Refresh for updates: Solstice Studios braved the continuing pandemic and assisted the major exhibition circuits to reopen this weekend with their Russell Crowe road rage action movie Unhinged this weekend in the U.S. in what was a $1.4M Friday including some Thursday previews at 1,823 theaters. The projected weekend is expected to be $4.2M, and the movie has already clocked $1M from its first week in Canada. By the end of this weekend the running cume for the Derrick Borte action thriller will stand at $5.2M and Solstice is seeing a complete running total by this coming Thursday at $8M.
Solstice Studios boss Mark Gill told Deadline this morning, that he’s “relived.
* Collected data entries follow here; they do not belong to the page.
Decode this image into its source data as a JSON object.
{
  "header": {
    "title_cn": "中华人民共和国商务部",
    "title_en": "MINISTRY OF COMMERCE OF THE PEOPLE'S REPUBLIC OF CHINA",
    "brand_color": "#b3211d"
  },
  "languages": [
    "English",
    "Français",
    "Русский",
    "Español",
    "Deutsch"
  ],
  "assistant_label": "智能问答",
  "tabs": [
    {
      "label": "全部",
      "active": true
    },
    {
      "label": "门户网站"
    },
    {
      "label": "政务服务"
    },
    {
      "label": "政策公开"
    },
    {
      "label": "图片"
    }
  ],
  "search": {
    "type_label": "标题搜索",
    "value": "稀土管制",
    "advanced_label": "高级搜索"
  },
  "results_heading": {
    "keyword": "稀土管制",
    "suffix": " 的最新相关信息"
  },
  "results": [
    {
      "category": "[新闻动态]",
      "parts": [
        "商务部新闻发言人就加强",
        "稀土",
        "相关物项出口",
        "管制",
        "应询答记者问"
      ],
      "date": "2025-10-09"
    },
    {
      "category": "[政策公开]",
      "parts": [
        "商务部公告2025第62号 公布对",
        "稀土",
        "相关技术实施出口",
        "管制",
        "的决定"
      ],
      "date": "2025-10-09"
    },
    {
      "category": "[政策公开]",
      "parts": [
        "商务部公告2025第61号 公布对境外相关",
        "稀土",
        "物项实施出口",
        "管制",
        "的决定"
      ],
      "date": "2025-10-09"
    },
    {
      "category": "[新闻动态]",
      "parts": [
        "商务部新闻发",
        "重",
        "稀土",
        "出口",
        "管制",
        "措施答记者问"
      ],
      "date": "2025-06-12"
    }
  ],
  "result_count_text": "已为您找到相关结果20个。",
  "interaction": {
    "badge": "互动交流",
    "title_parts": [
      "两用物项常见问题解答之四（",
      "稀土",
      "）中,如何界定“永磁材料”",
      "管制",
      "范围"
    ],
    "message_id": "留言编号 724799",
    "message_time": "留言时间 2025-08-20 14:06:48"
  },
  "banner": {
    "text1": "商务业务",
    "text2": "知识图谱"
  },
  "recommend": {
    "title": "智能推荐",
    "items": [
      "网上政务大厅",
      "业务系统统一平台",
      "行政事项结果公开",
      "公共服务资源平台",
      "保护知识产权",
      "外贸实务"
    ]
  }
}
Nobody had any certainty that people would go back to the movies at all, and the results we’re seeing here aren’t dissimilar to what we’ve seen in Europe, Canada in Australia. It’s slow and steady.”
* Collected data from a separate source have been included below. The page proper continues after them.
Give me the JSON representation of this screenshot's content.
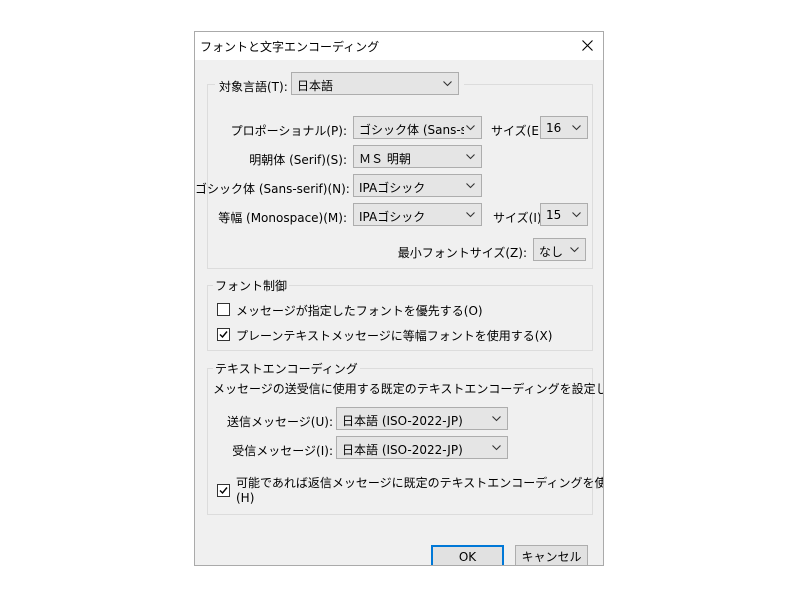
{
  "dialog": {
    "title": "フォントと文字エンコーディング",
    "close_icon": "close-icon"
  },
  "fonts": {
    "language_label": "対象言語(T):",
    "language_value": "日本語",
    "proportional_label": "プロポーショナル(P):",
    "proportional_value": "ゴシック体 (Sans-s...",
    "size_label_e": "サイズ(E):",
    "size_value_e": "16",
    "serif_label": "明朝体 (Serif)(S):",
    "serif_value": "ＭＳ 明朝",
    "sans_label": "ゴシック体 (Sans-serif)(N):",
    "sans_value": "IPAゴシック",
    "mono_label": "等幅 (Monospace)(M):",
    "mono_value": "IPAゴシック",
    "size_label_i": "サイズ(I):",
    "size_value_i": "15",
    "min_size_label": "最小フォントサイズ(Z):",
    "min_size_value": "なし"
  },
  "font_control": {
    "legend": "フォント制御",
    "allow_label": "メッセージが指定したフォントを優先する(O)",
    "allow_checked": false,
    "fixed_label": "プレーンテキストメッセージに等幅フォントを使用する(X)",
    "fixed_checked": true
  },
  "encoding": {
    "legend": "テキストエンコーディング",
    "description": "メッセージの送受信に使用する既定のテキストエンコーディングを設定します。",
    "outgoing_label": "送信メッセージ(U):",
    "outgoing_value": "日本語 (ISO-2022-JP)",
    "incoming_label": "受信メッセージ(I):",
    "incoming_value": "日本語 (ISO-2022-JP)",
    "reply_label_line1": "可能であれば返信メッセージに既定のテキストエンコーディングを使用する",
    "reply_label_line2": "(H)",
    "reply_checked": true
  },
  "buttons": {
    "ok": "OK",
    "cancel": "キャンセル"
  },
  "colors": {
    "dialog_bg": "#f0f0f0",
    "accent": "#0078d7"
  }
}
While Cineplex Odeon has their full circuit up and operating this weekend in Canada, the following states’ hard-top cinemas remain closed in the U.S.: New York, California, New Jersey, Maryland, Washington, Oregon, North Carolina and Arizona. AMC has about 20% of its 661-multiplex count in the U.S. open right now, Regal has 37% of its 539 cinemas reopened with Cinemark counting 70% of its 525 locations having lights on. The mainstream press has created this do-or-die mentality about this weekend’s box office, that if results aren’t back up to their usual pre-pandemic norms, that exhibition is just done, and we should embrace a life of streaming. That’s absolute hogwash. We’re dealing with marketplace that isn’t operating at its full potential, with auditoriums at capped capacities, and many major markets closed. NY and LA alone account for 8-10% of a pic’s weekend. The vibrancy of box office numbers in regards to what they were will take some time, and that will depend on who’s open, and the type of mega tentpole IP in the marketplace. It may not necessarily be out of the gate with Warner Bros. Tenet, which is expected to be a slow burn, but perhaps it rolls around in the latter part of the fall with Wonder Woman 1984, No Time to Die, Soul, etc. Solstice should be commended here for being the first wide release to get movie theaters reopened, and believe me, there are small exhibitors who are grateful. Any time they here that a movie is going to PVOD, even an arthouse-like film like Judd Apatow’s King of Staten Island, their hearts truly break. And that’s not a hasty generalization.